Example: progression from lying supine, quadruped, half kneeling, full kneeling, standing, single leg.
- Re-patterning – Re-programming faulty client movement patterns to the central nervous system (i.e. re-synching the software to the hardware).
Example: sitting to standing (squat pattern), heel/toe walking, hip hinging, proper bending and reaching, side stepping and avoiding obstacles.
- Power/Reactive – the ability to move and react with speed and with agility.
Example: med-ball throws against the wall for hand-eye coordination and speed, perturbation training (gently pushing the client in different directions)
DIFFERENTIATORS
- The main focus of the team is to avoid the common mistake of “adding strength to dysfunction”. Any strength or balance program that doesn’t address posture first will eventually lead to muscle imbalances, altered joint mechanics and pain.
- Our training progressions are steered by the client intake and posture evaluation and backed by collectively 40 years of industry experience.

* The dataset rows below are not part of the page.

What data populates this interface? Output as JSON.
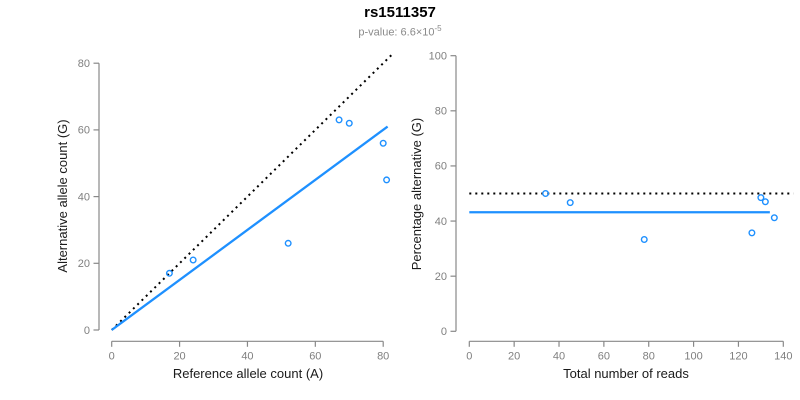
{
  "header": {
    "title": "rs1511357",
    "pvalue_label": "p-value: 6.6×10",
    "pvalue_exponent": "-5"
  },
  "colors": {
    "accent_blue": "#1E90FF",
    "identity_black": "#000000",
    "axis_gray": "#888888",
    "tick_label_gray": "#7f7f7f",
    "axis_title_color": "#1a1a1a",
    "subtitle_gray": "#8a8a8a"
  },
  "chart_data": [
    {
      "id": "allele-counts",
      "type": "scatter",
      "xlabel": "Reference allele count (A)",
      "ylabel": "Alternative allele count (G)",
      "xlim": [
        0,
        80
      ],
      "ylim": [
        0,
        80
      ],
      "xticks": [
        0,
        20,
        40,
        60,
        80
      ],
      "yticks": [
        0,
        20,
        40,
        60,
        80
      ],
      "grid": false,
      "legend": null,
      "marker": "open-circle",
      "points": {
        "x": [
          17,
          24,
          52,
          67,
          70,
          80,
          81
        ],
        "y": [
          17,
          21,
          26,
          63,
          62,
          56,
          45
        ]
      },
      "lines": [
        {
          "name": "identity-line",
          "style": "dotted",
          "color": "#000000",
          "from": [
            0,
            0
          ],
          "to": [
            82.5,
            82.5
          ]
        },
        {
          "name": "fit-line",
          "style": "solid",
          "color": "#1E90FF",
          "from": [
            0,
            0
          ],
          "to": [
            81.3,
            61
          ]
        }
      ]
    },
    {
      "id": "percentage-vs-reads",
      "type": "scatter",
      "xlabel": "Total number of reads",
      "ylabel": "Percentage alternative (G)",
      "xlim": [
        0,
        140
      ],
      "ylim": [
        0,
        100
      ],
      "xticks": [
        0,
        20,
        40,
        60,
        80,
        100,
        120,
        140
      ],
      "yticks": [
        0,
        20,
        40,
        60,
        80,
        100
      ],
      "grid": false,
      "legend": null,
      "marker": "open-circle",
      "points": {
        "x": [
          34,
          45,
          78,
          126,
          130,
          132,
          136
        ],
        "y": [
          50,
          46.7,
          33.3,
          35.7,
          48.5,
          47,
          41.2
        ]
      },
      "lines": [
        {
          "name": "expected-line",
          "style": "dotted",
          "color": "#000000",
          "from": [
            0,
            50
          ],
          "to": [
            144.5,
            50
          ]
        },
        {
          "name": "mean-line",
          "style": "solid",
          "color": "#1E90FF",
          "from": [
            0,
            43.2
          ],
          "to": [
            134,
            43.2
          ]
        }
      ]
    }
  ]
}
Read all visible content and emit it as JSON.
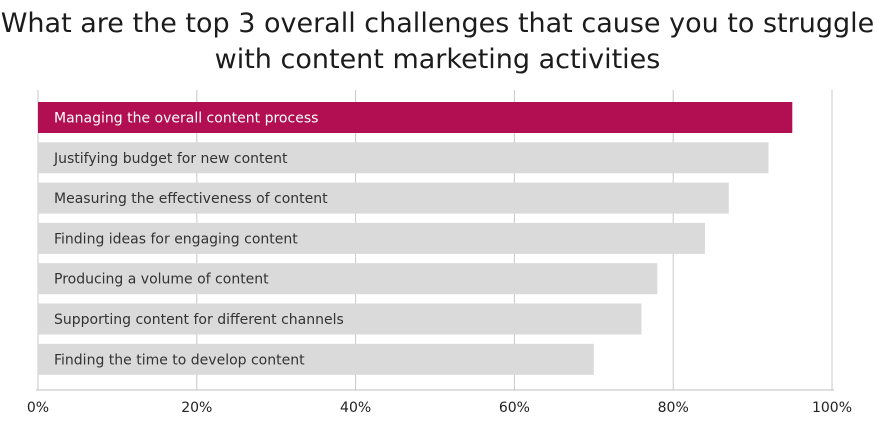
{
  "title_line1": "What are the top 3 overall challenges that cause you to struggle",
  "title_line2": "with content marketing activities",
  "colors": {
    "highlight": "#b10f52",
    "bar": "#dadada",
    "grid": "#c8c8c8",
    "axis": "#bfbfbf",
    "highlight_text": "#ffffff",
    "text": "#333333"
  },
  "chart_data": {
    "type": "bar",
    "orientation": "horizontal",
    "title": "What are the top 3 overall challenges that cause you to struggle with content marketing activities",
    "categories": [
      "Managing the overall content process",
      "Justifying budget for new content",
      "Measuring the effectiveness of content",
      "Finding ideas for engaging content",
      "Producing a volume of content",
      "Supporting content for different channels",
      "Finding the time to develop content"
    ],
    "values": [
      95,
      92,
      87,
      84,
      78,
      76,
      70
    ],
    "highlighted_index": 0,
    "xlim": [
      0,
      100
    ],
    "xticks": [
      "0%",
      "20%",
      "40%",
      "60%",
      "80%",
      "100%"
    ],
    "tick_values": [
      0,
      20,
      40,
      60,
      80,
      100
    ],
    "grid": true,
    "legend": "none"
  }
}
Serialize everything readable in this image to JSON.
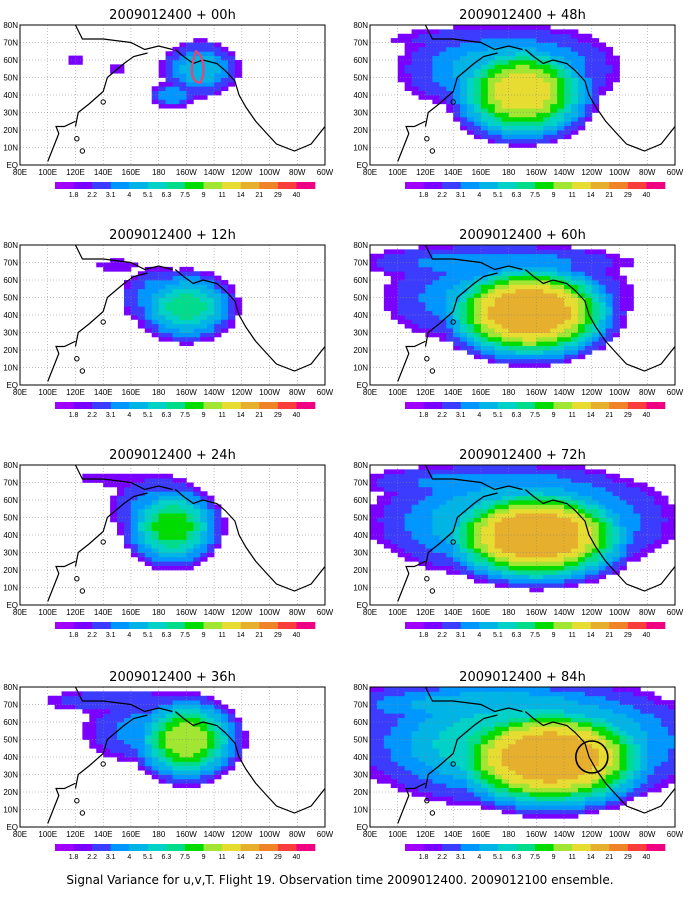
{
  "figure": {
    "caption": "Signal Variance for u,v,T. Flight 19. Observation time 2009012400. 2009012100 ensemble."
  },
  "colorbar": {
    "levels": [
      "1.8",
      "2.2",
      "3.1",
      "4",
      "5.1",
      "6.3",
      "7.5",
      "9",
      "11",
      "14",
      "21",
      "29",
      "40"
    ],
    "colors": [
      "#9f00ff",
      "#7a00ff",
      "#3c3cff",
      "#0096ff",
      "#00b4e6",
      "#00d2c8",
      "#00dc8c",
      "#00dc00",
      "#a0e632",
      "#e6dc32",
      "#e6af2d",
      "#f08228",
      "#fa3c3c",
      "#f00082"
    ]
  },
  "axes": {
    "x_ticks": [
      "80E",
      "100E",
      "120E",
      "140E",
      "160E",
      "180",
      "160W",
      "140W",
      "120W",
      "100W",
      "80W",
      "60W"
    ],
    "y_ticks": [
      "80N",
      "70N",
      "60N",
      "50N",
      "40N",
      "30N",
      "20N",
      "10N",
      "EQ"
    ]
  },
  "chart_data": [
    {
      "type": "heatmap",
      "title": "2009012400 + 00h",
      "lead_hours": 0,
      "xlim": [
        80,
        300
      ],
      "ylim": [
        0,
        80
      ],
      "blobs": [
        {
          "lon": 210,
          "lat": 55,
          "rx": 28,
          "ry": 16,
          "peak": 5.1
        },
        {
          "lon": 190,
          "lat": 40,
          "rx": 18,
          "ry": 8,
          "peak": 4
        },
        {
          "lon": 150,
          "lat": 55,
          "rx": 10,
          "ry": 6,
          "peak": 2.2
        },
        {
          "lon": 120,
          "lat": 60,
          "rx": 8,
          "ry": 5,
          "peak": 2.2
        }
      ],
      "annotations": [
        "magenta-outline-region"
      ]
    },
    {
      "type": "heatmap",
      "title": "2009012400 + 12h",
      "lead_hours": 12,
      "xlim": [
        80,
        300
      ],
      "ylim": [
        0,
        80
      ],
      "blobs": [
        {
          "lon": 200,
          "lat": 45,
          "rx": 32,
          "ry": 18,
          "peak": 7.5
        },
        {
          "lon": 180,
          "lat": 50,
          "rx": 30,
          "ry": 20,
          "peak": 4
        },
        {
          "lon": 150,
          "lat": 68,
          "rx": 30,
          "ry": 8,
          "peak": 2.2
        }
      ]
    },
    {
      "type": "heatmap",
      "title": "2009012400 + 24h",
      "lead_hours": 24,
      "xlim": [
        80,
        300
      ],
      "ylim": [
        0,
        80
      ],
      "blobs": [
        {
          "lon": 190,
          "lat": 45,
          "rx": 30,
          "ry": 20,
          "peak": 9
        },
        {
          "lon": 180,
          "lat": 55,
          "rx": 40,
          "ry": 22,
          "peak": 4
        },
        {
          "lon": 150,
          "lat": 72,
          "rx": 60,
          "ry": 8,
          "peak": 2.2
        }
      ]
    },
    {
      "type": "heatmap",
      "title": "2009012400 + 36h",
      "lead_hours": 36,
      "xlim": [
        80,
        300
      ],
      "ylim": [
        0,
        80
      ],
      "blobs": [
        {
          "lon": 200,
          "lat": 50,
          "rx": 32,
          "ry": 20,
          "peak": 11
        },
        {
          "lon": 180,
          "lat": 55,
          "rx": 60,
          "ry": 22,
          "peak": 4
        },
        {
          "lon": 150,
          "lat": 72,
          "rx": 70,
          "ry": 9,
          "peak": 3.1
        }
      ]
    },
    {
      "type": "heatmap",
      "title": "2009012400 + 48h",
      "lead_hours": 48,
      "xlim": [
        80,
        300
      ],
      "ylim": [
        0,
        80
      ],
      "blobs": [
        {
          "lon": 190,
          "lat": 42,
          "rx": 40,
          "ry": 22,
          "peak": 14
        },
        {
          "lon": 180,
          "lat": 55,
          "rx": 80,
          "ry": 25,
          "peak": 5.1
        },
        {
          "lon": 170,
          "lat": 72,
          "rx": 100,
          "ry": 10,
          "peak": 3.1
        }
      ]
    },
    {
      "type": "heatmap",
      "title": "2009012400 + 60h",
      "lead_hours": 60,
      "xlim": [
        80,
        300
      ],
      "ylim": [
        0,
        80
      ],
      "blobs": [
        {
          "lon": 195,
          "lat": 42,
          "rx": 45,
          "ry": 20,
          "peak": 21
        },
        {
          "lon": 180,
          "lat": 50,
          "rx": 90,
          "ry": 28,
          "peak": 5.1
        },
        {
          "lon": 170,
          "lat": 70,
          "rx": 110,
          "ry": 12,
          "peak": 4
        }
      ]
    },
    {
      "type": "heatmap",
      "title": "2009012400 + 72h",
      "lead_hours": 72,
      "xlim": [
        80,
        300
      ],
      "ylim": [
        0,
        80
      ],
      "blobs": [
        {
          "lon": 200,
          "lat": 40,
          "rx": 50,
          "ry": 20,
          "peak": 21
        },
        {
          "lon": 190,
          "lat": 48,
          "rx": 100,
          "ry": 30,
          "peak": 6.3
        },
        {
          "lon": 170,
          "lat": 70,
          "rx": 110,
          "ry": 12,
          "peak": 4
        }
      ]
    },
    {
      "type": "heatmap",
      "title": "2009012400 + 84h",
      "lead_hours": 84,
      "xlim": [
        80,
        300
      ],
      "ylim": [
        0,
        80
      ],
      "blobs": [
        {
          "lon": 210,
          "lat": 40,
          "rx": 55,
          "ry": 22,
          "peak": 21
        },
        {
          "lon": 195,
          "lat": 48,
          "rx": 110,
          "ry": 32,
          "peak": 7.5
        },
        {
          "lon": 170,
          "lat": 70,
          "rx": 120,
          "ry": 14,
          "peak": 5.1
        }
      ],
      "annotations": [
        "circle-near-120W-40N"
      ]
    }
  ]
}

- The detailed and varied analyses conducted up front, will allow for a more accurate understanding of the clients issue(s) and a more targeted approach to exercise selection.
- Balance training exercises are endorsed by The Mayo Clinic, UCLA, Harvard Medical School and The Cleveland Clinic.
- Additionally, we regularly confer with medical professionals at The Hospital for Special Surgery, New York University and The Mayo Clinic, as well as with physical therapists in Boston, New York and Aspen.
- Our focus is not only to correct a faulty movement pattern or to improve overall balance, but also to provide the critical component of general strengthening to our aging client population. As a final note, we also address any activity of daily living that may be difficult for the client (getting in and out of the car/bathtub/chair) in order to gain the client’s trust and acceptance, and to make them feel empowered.